PFA Application Trends and Outlook
There are important differences between the SINGLE SHOT CHAMPION trial and the previous ADVENT trial. The latter had a larger sample size and more centers, but used only intermittent monitoring to determine recurrence of AF. The SINGLE SHOT CHAMPION trial, on the other hand, used continuous rhythm monitoring and thus was more accurate in determining arrhythmia recurrence.
In the SINGLE SHOT CHAMPION trial, the rate of first recurrence of atrial arrhythmia was lower in the PFA group, but because the statistical significance of the test of superiority was just below the standard, data bias in a few patients could change the results.
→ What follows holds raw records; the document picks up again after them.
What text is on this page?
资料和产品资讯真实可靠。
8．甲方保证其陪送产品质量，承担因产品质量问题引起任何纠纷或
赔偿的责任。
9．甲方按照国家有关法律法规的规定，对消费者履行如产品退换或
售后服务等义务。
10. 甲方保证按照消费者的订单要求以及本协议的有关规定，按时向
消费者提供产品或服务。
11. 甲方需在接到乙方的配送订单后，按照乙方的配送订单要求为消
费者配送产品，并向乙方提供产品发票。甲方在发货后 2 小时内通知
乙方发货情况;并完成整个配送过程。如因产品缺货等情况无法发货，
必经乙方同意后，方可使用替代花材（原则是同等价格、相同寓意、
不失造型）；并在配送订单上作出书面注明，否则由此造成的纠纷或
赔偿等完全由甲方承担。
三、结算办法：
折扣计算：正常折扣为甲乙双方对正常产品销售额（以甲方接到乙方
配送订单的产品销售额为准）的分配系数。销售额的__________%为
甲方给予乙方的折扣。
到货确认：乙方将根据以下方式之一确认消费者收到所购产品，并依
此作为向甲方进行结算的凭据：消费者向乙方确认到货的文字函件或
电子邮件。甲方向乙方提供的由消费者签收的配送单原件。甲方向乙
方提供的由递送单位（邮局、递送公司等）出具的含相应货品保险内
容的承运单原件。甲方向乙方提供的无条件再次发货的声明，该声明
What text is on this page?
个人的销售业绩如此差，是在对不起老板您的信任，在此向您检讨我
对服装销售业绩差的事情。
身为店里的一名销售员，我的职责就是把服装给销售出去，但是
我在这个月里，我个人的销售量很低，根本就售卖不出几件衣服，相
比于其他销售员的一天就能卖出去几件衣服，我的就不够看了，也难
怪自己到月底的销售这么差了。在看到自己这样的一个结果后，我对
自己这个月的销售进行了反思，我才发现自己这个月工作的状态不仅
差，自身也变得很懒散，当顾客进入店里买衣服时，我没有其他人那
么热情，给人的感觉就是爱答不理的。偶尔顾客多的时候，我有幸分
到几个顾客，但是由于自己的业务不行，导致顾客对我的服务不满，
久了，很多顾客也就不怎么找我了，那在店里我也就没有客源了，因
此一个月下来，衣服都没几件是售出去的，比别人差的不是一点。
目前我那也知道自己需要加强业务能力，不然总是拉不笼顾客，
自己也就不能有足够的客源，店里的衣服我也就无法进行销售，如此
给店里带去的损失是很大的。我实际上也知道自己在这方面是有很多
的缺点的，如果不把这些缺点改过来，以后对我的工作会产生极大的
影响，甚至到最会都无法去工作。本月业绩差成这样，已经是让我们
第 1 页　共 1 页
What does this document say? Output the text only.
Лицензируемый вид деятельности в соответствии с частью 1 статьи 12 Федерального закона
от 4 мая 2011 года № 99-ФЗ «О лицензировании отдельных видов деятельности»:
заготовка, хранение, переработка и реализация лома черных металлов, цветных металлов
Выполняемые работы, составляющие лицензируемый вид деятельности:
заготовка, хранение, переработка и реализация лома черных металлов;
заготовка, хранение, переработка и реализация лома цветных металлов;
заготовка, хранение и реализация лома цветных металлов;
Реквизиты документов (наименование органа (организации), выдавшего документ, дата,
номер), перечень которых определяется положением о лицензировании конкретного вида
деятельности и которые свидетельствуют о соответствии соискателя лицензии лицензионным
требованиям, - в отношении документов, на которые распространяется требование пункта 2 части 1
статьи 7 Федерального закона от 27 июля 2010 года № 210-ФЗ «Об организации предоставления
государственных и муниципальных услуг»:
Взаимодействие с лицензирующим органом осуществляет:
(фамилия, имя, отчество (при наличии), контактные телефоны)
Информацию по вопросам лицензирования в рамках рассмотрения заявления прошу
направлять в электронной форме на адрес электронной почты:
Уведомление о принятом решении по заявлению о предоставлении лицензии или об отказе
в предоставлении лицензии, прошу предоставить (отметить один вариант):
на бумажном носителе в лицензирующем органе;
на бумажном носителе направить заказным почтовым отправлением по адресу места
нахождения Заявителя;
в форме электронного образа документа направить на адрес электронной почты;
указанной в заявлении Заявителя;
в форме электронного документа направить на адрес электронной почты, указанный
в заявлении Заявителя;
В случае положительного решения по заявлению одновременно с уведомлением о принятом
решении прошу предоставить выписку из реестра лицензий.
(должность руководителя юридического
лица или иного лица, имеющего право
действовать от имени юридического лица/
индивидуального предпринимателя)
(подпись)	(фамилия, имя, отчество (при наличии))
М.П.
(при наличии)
Therefore, the superiority of PFA in this trial should not be overinterpreted at this time.
The higher rate of repeat ablation in the SINGLE SHOT CHAMPION trial compared with the ADVENT trial may be related to the higher sensitivity associated with continuous monitoring, suggesting that future trials should be designed with the caveat that more frequent monitoring may inadvertently lead to more procedures.
With regard to safety, although the number of serious adverse events is low, the percentage cannot be ignored due to the small overall inclusion.The ADVENT trial has reported asymptomatic brain injury in the PFA group, which is a reminder of the need to remain vigilant before the technology is promoted as a first-line tool.
Despite these issues, these findings support the use of PFA as a first-line treatment for paroxysmal AF. Future studies should assess AF load both before and after ablation as a central indicator of treatment success rather than relying on the presence or absence of transient AF episodes.